La taungya et l'agrosylviculture, partant d'une conception intuitive, se révélaient, de ce fait, contingentes à long terme. Bien qu'ayant précédé et inspiré l'agroforesterie, elles étaient bien moins délibérées et réfléchies. Les raisons du récent développement de l'agroforesterie sont multiples (Adeyoju, 1980). L'une de ces raisons est qu'une population rurale croissante s'est trouvée confrontée à une pénurie de terres cultivables s'ajoutant aux problèmes de ressources alimentaires. En raison de la croissance démographique, les pratiques de mise en valeur sont devenues moins rationnelles, et en beaucoup d'endroits la monoculture agricole ou forestière est devenue de plus en plus indéfendable.

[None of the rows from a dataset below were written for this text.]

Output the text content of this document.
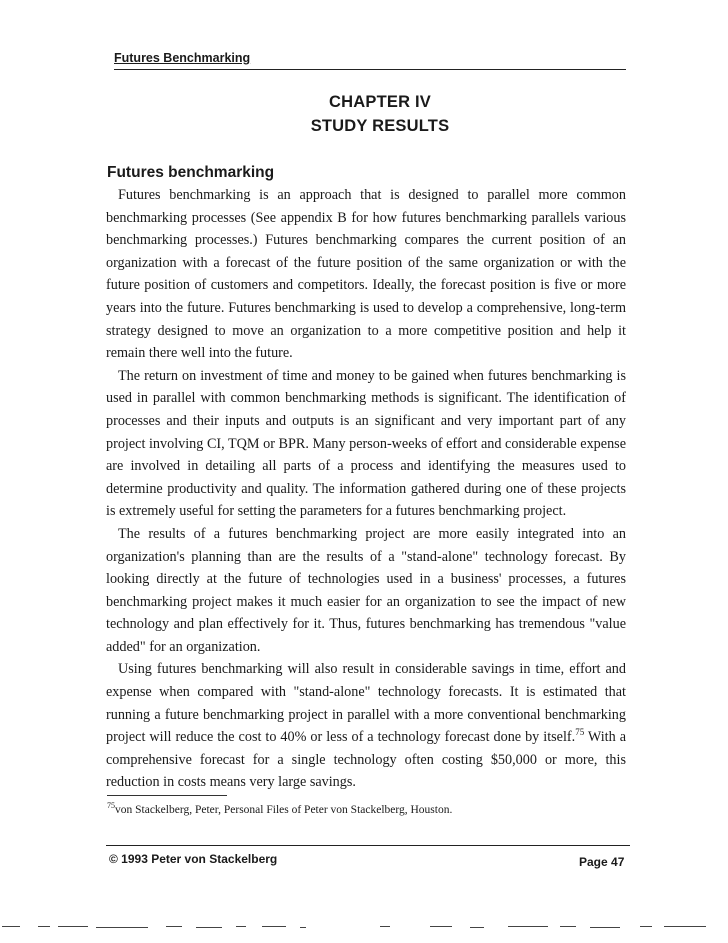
Futures Benchmarking
CHAPTER IV
STUDY RESULTS
Futures benchmarking

Futures benchmarking is an approach that is designed to parallel more common benchmarking processes (See appendix B for how futures benchmarking parallels various benchmarking processes.) Futures benchmarking compares the current position of an organization with a forecast of the future position of the same organization or with the future position of customers and competitors. Ideally, the forecast position is five or more years into the future. Futures benchmarking is used to develop a comprehensive, long-term strategy designed to move an organization to a more competitive position and help it remain there well into the future.

The return on investment of time and money to be gained when futures benchmarking is used in parallel with common benchmarking methods is significant. The identification of processes and their inputs and outputs is an significant and very important part of any project involving CI, TQM or BPR. Many person-weeks of effort and considerable expense are involved in detailing all parts of a process and identifying the measures used to determine productivity and quality. The information gathered during one of these projects is extremely useful for setting the parameters for a futures benchmarking project.

The results of a futures benchmarking project are more easily integrated into an organization's planning than are the results of a "stand-alone" technology forecast. By looking directly at the future of technologies used in a business' processes, a futures benchmarking project makes it much easier for an organization to see the impact of new technology and plan effectively for it. Thus, futures benchmarking has tremendous "value added" for an organization.

Using futures benchmarking will also result in considerable savings in time, effort and expense when compared with "stand-alone" technology forecasts. It is estimated that running a future benchmarking project in parallel with a more conventional benchmarking project will reduce the cost to 40% or less of a technology forecast done by itself.$^{75}$ With a comprehensive forecast for a single technology often costing $50,000 or more, this reduction in costs means very large savings.

$^{75}$von Stackelberg, Peter, Personal Files of Peter von Stackelberg, Houston.
© 1993 Peter von Stackelberg	Page 47
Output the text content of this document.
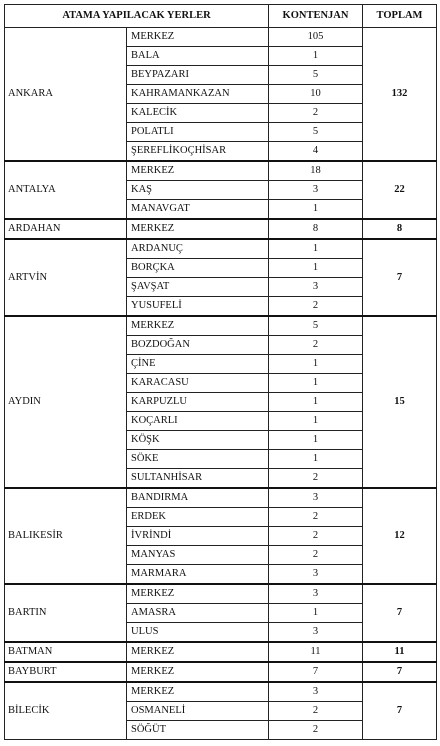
ATAMA YAPILACAK YERLER		KONTENJAN	TOPLAM
ANKARA	MERKEZ	105	132
	BALA	1	
	BEYPAZARI	5	
	KAHRAMANKAZAN	10	
	KALECİK	2	
	POLATLI	5	
	ŞEREFLİKOÇHİSAR	4	
ANTALYA	MERKEZ	18	22
	KAŞ	3	
	MANAVGAT	1	
ARDAHAN	MERKEZ	8	8
ARTVİN	ARDANUÇ	1	7
	BORÇKA	1	
	ŞAVŞAT	3	
	YUSUFELİ	2	
AYDIN	MERKEZ	5	15
	BOZDOĞAN	2	
	ÇİNE	1	
	KARACASU	1	
	KARPUZLU	1	
	KOÇARLI	1	
	KÖŞK	1	
	SÖKE	1	
	SULTANHİSAR	2	
BALIKESİR	BANDIRMA	3	12
	ERDEK	2	
	İVRİNDİ	2	
	MANYAS	2	
	MARMARA	3	
BARTIN	MERKEZ	3	7
	AMASRA	1	
	ULUS	3	
BATMAN	MERKEZ	11	11
BAYBURT	MERKEZ	7	7
BİLECİK	MERKEZ	3	7
	OSMANELİ	2	
	SÖĞÜT	2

Sur la base de l'allocation des ressources, on admet généralement maintenant que la réalisation de profits par un secteur de l'économie peut nuire à un autre secteur. Il y a par exemple des questions pertinentes sur les coûts d'opportunité et sur l'échelle de temps de l'allocation des ressources qui ne peuvent être ignorées. Aussi, dans les pays en développement, la mise en réserve de terres exclusivement pour la forêt ou pour l'agriculture n'est pas toujours justifiable si, dans une période critique à court terme, on peut leur faire produire toute une gamme de biens et de services. A une époque où les pénuries alimentaires s'aggravent et où l'aide alimentaire internationale perd de son attrait auprès de bénéficiaires, le conflit entre agriculture et forêt, ou entre production d'aliments et production de cellulose, devient plus aigu et plus direct et tourne indiscutablement en faveur des premières.

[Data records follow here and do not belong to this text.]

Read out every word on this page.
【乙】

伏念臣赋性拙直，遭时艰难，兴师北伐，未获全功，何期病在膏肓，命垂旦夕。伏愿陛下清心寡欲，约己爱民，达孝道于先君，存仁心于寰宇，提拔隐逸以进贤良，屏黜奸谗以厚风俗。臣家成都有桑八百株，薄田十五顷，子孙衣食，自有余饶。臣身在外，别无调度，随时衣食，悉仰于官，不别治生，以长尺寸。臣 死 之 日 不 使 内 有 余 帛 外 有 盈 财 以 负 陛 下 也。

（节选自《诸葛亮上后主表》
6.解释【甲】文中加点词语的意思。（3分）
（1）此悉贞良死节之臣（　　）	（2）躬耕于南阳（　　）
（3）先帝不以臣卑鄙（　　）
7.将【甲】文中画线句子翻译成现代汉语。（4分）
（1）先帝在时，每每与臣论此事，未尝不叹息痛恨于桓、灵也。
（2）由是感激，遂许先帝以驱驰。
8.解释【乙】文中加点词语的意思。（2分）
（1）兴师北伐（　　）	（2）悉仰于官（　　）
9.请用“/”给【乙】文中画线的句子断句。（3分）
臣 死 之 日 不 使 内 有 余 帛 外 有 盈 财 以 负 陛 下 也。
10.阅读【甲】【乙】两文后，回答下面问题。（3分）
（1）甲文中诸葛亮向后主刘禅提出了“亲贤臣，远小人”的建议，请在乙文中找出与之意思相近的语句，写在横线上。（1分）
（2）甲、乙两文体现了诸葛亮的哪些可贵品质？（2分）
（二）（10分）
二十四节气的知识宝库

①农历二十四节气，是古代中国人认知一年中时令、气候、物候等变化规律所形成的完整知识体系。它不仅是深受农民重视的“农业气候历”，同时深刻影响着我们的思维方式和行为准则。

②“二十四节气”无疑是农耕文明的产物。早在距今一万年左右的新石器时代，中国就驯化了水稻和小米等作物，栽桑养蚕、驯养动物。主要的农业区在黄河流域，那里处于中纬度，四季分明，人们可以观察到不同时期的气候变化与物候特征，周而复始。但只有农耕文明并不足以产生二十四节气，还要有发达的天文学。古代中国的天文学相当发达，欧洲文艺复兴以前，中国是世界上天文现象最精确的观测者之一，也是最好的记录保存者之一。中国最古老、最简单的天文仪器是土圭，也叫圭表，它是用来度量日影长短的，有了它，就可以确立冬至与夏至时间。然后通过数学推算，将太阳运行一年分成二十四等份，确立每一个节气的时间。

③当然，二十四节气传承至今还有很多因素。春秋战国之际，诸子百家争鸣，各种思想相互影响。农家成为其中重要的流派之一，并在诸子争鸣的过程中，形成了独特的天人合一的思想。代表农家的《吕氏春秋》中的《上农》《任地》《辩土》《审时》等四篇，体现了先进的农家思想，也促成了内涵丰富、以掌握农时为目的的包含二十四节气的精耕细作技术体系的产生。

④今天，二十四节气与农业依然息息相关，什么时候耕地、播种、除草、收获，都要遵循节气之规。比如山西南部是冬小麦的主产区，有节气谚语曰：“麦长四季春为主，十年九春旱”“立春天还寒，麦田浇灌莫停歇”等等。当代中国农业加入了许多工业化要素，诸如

Dans une telle situation, I'agroforesterie offre une nouvelle voie. Cela est digne de remarque, car en général la mise en uvre des ressources vise à une production mixte de biens et de services répondant aux besoins de nombreux membres de la collectivité. Par ailleurs, du fait que l'agroforesterie est une entreprise qui n'est pas destinée uniquement au domaine forestier, elle peut être aidée par des changements dans la législation et les usages de l'agriculture qui permettent une revitalisation de terres dégradées par une utilisation abusive. A cet égard l'expérience ougandaise d'intermèdes forestiers sur les terres agricoles privées est intéressante; on a constaté, en effet, qu'ils combattaient les effets nuisibles des engrais et des pesticides sur la production agricole.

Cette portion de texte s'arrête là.